Dans une récente interview, un architecte réputé, Douglas Cardinal, a raconté une réunion qu’il a eue avec les Anciens des communautés du Nord, qui lui ont demandé de dessiner une meilleure maison pour leur peuple.
« Ils m’ont emmené dans une maison standard à mur sec construite sur pilotis et m’ont dit : “Ces maisons ne sont pas du tout bien pour nous… la moisissure entraîne de réels problèmes pour la santé pour nos enfants. Nous ne pouvons pas continuer à construire des maisons insalubres dans lesquelles nous élevons nos enfants. Ce n’est pas juste. Nous vous demandons de concevoir une maison saine qui dure longtemps afin que nous puissions la transmettre à nos petits-enfants”. »
Déterminé à trouver une vraie solution, Douglas Cardinal, accompagné d’une équipe compétente de professionnels de la construction, a dessiné, préfabriqué et assemblé la première maison Cardinal, un prototype en bois massif achevé en octobre pour la Première nation Elsipogtog du Nouveau-Brunswick.
La maison de deux étages et trois chambres de 1 100 pi2 est un bâtiment en bois solide et préfabriqué. Fabriquée hors chantier selon des normes strictes dans un environnement intérieur contrôlé, puis expédiée sur le chantier et assemblée en quelques jours seulement, la maison Cardinal est une solution en bois massif abordable, qui répond avec succès aux nombreux problèmes clés qui contribuent à la crise du logement. La maison Cardinal est un logement solide, écoénergétique, résistant à la moisissure, de qualité et durable, qui peut être assemblé rapidement au cours d’un cycle de construction court.
Idoya Arana-Beobide, administratrice déléguée de Douglas Cardinal Architect, a expliqué que la vision de Douglas Cardinal consistait à créer un logement sain, beau et durable pour les peuples autochtones. « Guidé par les Anciens, il a voulu faire une maison intégralement en bois, parce que le bois est le seul matériau de construction renouvelable dont nous disposons. Le bois est une matière vivante. On se sent bien quand on est entouré de bois, on se sent enveloppé. »
Les avantages de la construction en bois massif vont au-delà des facteurs esthétiques et environnementaux. Le bois massif offre une solution de construction polyvalente à haut rendement énergétique, qui peut répondre aux exigences les plus élevées. La maison innovante, abordable et écoénergétique est construite en bois lamellé-croisé, des panneaux lamellés-croisés isolés à haut rendement énergétique formant l’enveloppe du bâtiment. Préfabriqués hors chantier selon des réglages d’usine contrôlés et expédiés sur un camion unique, les panneaux structuraux et le toit du prototype de la maison Cardinal ont été assemblés en une fraction du temps nécessaire à la construction traditionnelle d’une maison à ossature légère.

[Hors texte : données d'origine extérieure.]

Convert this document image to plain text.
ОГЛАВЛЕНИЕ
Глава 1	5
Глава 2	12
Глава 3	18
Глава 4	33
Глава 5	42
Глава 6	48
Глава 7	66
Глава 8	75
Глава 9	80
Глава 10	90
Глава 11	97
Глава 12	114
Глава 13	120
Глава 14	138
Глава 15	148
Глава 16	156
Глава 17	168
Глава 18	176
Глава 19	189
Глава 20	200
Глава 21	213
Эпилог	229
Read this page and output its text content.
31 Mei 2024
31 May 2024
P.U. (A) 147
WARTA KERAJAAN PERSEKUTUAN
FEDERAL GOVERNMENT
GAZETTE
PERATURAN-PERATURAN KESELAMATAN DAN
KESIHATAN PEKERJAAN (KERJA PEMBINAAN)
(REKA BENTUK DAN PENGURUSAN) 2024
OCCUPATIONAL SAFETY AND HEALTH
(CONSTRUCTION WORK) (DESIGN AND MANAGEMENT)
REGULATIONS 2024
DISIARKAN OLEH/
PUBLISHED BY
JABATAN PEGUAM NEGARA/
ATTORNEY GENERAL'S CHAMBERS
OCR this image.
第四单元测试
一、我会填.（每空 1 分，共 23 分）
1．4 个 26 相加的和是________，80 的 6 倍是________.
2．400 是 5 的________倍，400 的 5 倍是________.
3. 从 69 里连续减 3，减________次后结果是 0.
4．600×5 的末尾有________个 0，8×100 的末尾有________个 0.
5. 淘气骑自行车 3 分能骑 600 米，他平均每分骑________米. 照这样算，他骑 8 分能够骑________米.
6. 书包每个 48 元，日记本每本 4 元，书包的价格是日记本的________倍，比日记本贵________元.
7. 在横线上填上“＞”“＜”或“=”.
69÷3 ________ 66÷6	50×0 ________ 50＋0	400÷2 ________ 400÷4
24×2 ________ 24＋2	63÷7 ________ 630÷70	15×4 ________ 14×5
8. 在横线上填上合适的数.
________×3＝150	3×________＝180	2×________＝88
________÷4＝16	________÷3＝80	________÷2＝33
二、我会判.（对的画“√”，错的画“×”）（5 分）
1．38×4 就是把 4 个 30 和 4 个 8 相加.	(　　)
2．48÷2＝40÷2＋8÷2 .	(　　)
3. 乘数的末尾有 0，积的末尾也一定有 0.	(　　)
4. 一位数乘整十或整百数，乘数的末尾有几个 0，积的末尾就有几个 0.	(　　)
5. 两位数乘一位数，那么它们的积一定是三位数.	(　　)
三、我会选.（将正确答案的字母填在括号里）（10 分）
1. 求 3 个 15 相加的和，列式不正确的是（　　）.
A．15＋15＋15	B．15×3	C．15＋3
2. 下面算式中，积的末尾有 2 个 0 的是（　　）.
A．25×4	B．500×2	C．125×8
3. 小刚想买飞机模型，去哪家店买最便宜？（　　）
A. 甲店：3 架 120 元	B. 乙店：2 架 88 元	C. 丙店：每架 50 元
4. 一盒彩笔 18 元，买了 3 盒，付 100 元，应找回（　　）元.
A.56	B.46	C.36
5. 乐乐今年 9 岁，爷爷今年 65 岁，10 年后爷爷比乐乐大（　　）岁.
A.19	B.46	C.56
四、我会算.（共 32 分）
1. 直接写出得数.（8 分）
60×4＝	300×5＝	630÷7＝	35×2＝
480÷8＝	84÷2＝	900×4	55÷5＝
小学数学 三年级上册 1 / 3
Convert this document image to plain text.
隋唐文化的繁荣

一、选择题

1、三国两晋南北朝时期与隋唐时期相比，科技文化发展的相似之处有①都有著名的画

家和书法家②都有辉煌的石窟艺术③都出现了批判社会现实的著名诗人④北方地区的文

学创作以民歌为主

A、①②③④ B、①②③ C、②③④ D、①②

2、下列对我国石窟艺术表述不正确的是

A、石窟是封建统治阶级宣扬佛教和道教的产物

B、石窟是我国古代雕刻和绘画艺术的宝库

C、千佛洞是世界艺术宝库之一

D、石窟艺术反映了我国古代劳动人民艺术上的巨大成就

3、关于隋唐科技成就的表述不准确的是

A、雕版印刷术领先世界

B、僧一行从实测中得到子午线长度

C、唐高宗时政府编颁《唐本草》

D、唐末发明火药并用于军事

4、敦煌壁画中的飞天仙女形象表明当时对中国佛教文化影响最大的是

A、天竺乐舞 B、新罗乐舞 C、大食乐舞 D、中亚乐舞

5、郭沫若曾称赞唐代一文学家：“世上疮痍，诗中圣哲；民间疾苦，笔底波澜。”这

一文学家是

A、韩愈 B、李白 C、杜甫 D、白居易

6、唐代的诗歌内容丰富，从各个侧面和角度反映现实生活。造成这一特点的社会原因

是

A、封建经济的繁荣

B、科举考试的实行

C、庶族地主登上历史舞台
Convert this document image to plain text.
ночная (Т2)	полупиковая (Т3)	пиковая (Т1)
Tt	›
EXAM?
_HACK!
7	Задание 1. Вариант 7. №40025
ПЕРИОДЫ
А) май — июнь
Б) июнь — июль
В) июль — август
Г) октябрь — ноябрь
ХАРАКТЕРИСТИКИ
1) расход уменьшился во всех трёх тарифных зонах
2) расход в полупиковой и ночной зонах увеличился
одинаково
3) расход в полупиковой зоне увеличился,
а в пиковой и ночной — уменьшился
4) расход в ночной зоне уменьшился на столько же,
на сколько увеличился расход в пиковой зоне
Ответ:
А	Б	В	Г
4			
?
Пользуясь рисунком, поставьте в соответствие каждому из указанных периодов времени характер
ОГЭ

Les besoins en logement dans le pays sont aussi divers que les communautés des Premières nations touchées par la crise, alors il n’existe pas de solution unique. Il faut également s’attaquer à de nombreuses difficultés liées aux infrastructures et à la gouvernance afin que toutes les communautés des Premières nations profitent de logements sains et bien construits. Pour l’instant, le prototype de la maison Cardinal, créé par Douglas Cardinal Architect en partenariat avec la Première nation Elsipogtog, Maisons Chicoine Homes et Element5, offre une solution prometteuse qui répond aux préoccupations centrales liées au logement en soi, sous la forme d’une maison sûre, abordable, saine, durable et soignée qui durera pendant plusieurs générations.